Management of Peyronie's Disease in the Aging Male

Rany Shamloul; Anthony J Bella


Aging Health. 2011;7(1):65-78. 

In This Article

Diagnosis & Assessment

Diagnosis is usually apparent from patient history and penile examination. Patients can be given a preliminary diagnosis of PD when they present with classic symptoms of the disease: penile nodules (plaques), curvature and/or pain. Possible associated disorders (e.g., Dupuytren's contractures or vascular disease), and inciting events (e.g., trauma or genitourinary instrumentation), should be evaluated. It is important to define the psychological effect of PD on the patient and partner, as well as to determine the extent of associated ED using a validated questionnaire (e.g., The International Index of Erectile Function-5 questionnaire [IIEF-5]).

Objectively, clinicians may measure penile length, plaque size and penile curvature (Figure 1). In classical PD, a well-defined plaque or induration is palpable on physical examination, even if the patient is unaware. Among men with PD affecting the dorsal side of the penis, two-thirds will have associated plaque.[18] Lateral or ventral plaques are less common but, when present, can result in more coital difficulties. Plaques primarily located in the penile septum, or equally distributed on both the ventral and dorsal aspects of the penis, may cause penile shortening without angulation.[19] Septal (or core) plaques may not be palpable; therefore, in a man with penile shortening and pain with erection, but no angulation deformity, PD cannot be ruled out, and ultrasound examination may be useful. Abnormal tissue may extend beyond the palpable lesion, or even into the corporal tissue or intercavernosal septum.[20] The presence of multiple plaques located on opposite sides of the penis or septal plaques may cause penile shortening, with or without a penile deformity.[21] Calcification may occur at initial presentation or develop over time. It is often helpful to have the patient take photographs of the erect penis at home to characterize the deformity, although if the erection is not of good quality, determination of deformity will be inaccurate. If the patient cannot, or will not do this, in-office pharmacoerection can be performed, which is also useful for definitive management (surgery) planning.
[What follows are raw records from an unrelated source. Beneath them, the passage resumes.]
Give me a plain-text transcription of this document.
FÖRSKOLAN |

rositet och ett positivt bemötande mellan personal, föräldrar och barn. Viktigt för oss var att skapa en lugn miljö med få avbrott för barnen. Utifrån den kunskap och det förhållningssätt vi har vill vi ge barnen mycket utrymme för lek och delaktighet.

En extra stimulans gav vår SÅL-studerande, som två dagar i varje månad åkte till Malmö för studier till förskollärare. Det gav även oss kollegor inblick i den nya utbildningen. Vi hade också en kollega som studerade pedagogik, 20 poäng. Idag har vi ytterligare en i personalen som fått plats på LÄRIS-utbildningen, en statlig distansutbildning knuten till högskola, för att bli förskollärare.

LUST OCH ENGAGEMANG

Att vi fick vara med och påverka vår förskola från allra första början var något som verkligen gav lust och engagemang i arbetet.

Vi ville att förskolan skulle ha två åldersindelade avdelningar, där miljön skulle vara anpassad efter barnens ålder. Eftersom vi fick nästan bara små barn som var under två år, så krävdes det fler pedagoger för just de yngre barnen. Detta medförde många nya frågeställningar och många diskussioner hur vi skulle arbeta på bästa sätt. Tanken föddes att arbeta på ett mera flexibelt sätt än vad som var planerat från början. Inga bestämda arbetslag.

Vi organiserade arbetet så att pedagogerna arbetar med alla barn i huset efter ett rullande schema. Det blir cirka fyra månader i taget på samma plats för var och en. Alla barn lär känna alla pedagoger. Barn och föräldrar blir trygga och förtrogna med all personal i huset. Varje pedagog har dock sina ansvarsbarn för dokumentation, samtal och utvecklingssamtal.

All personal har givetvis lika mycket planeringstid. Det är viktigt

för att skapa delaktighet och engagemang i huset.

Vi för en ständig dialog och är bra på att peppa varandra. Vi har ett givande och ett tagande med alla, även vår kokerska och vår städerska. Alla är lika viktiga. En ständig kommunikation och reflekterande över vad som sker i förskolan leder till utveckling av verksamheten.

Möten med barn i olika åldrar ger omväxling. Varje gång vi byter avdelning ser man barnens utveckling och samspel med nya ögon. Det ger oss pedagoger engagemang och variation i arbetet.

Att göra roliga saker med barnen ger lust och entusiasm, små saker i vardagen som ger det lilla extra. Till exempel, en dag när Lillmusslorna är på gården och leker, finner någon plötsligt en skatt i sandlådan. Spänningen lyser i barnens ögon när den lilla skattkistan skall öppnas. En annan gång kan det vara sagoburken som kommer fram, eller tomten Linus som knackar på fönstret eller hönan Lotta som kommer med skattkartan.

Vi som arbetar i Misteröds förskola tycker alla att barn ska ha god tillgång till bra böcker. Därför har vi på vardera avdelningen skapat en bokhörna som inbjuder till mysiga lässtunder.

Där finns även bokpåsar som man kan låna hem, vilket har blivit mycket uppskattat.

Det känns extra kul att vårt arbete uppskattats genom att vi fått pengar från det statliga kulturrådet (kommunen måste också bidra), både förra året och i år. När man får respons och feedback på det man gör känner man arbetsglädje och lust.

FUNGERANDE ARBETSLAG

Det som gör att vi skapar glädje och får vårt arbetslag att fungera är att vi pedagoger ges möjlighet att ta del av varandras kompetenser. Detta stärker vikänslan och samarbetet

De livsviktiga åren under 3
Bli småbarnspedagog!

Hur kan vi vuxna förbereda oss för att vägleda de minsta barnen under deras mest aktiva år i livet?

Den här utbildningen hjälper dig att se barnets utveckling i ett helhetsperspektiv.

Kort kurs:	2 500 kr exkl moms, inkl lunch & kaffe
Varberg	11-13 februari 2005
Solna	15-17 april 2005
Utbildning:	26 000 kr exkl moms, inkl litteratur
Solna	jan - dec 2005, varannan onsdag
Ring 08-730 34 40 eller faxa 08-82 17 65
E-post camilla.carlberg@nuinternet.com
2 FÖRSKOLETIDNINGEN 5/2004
If the diagnosis of PD is uncertain after history and physical examination, imaging may be helpful. Various imaging modalities have been used to diagnose PD. Ultrasound has the highest sensitivity for plaques in the tunica albuguinea compared with other methods.[1,22] Ultrasonography has additional advantages, owing to its easy availability, low risk and ability to image and quantify both calcified and soft-tissue elements of PD, as well as assess vascular status if a reconstructive procedure is being considered. However, ultrasound is operator dependent, and if inexperienced with PD, scant useful information may be obtained. Patients with PD and concomitant ED should undergo vascular assessment of their cavernosal arterial blood flow using duplex ultrasound.[23] There is little evidence for plain radiography, computerized tomography or magnetic resonance for diagnosis and investigation of PD.[1]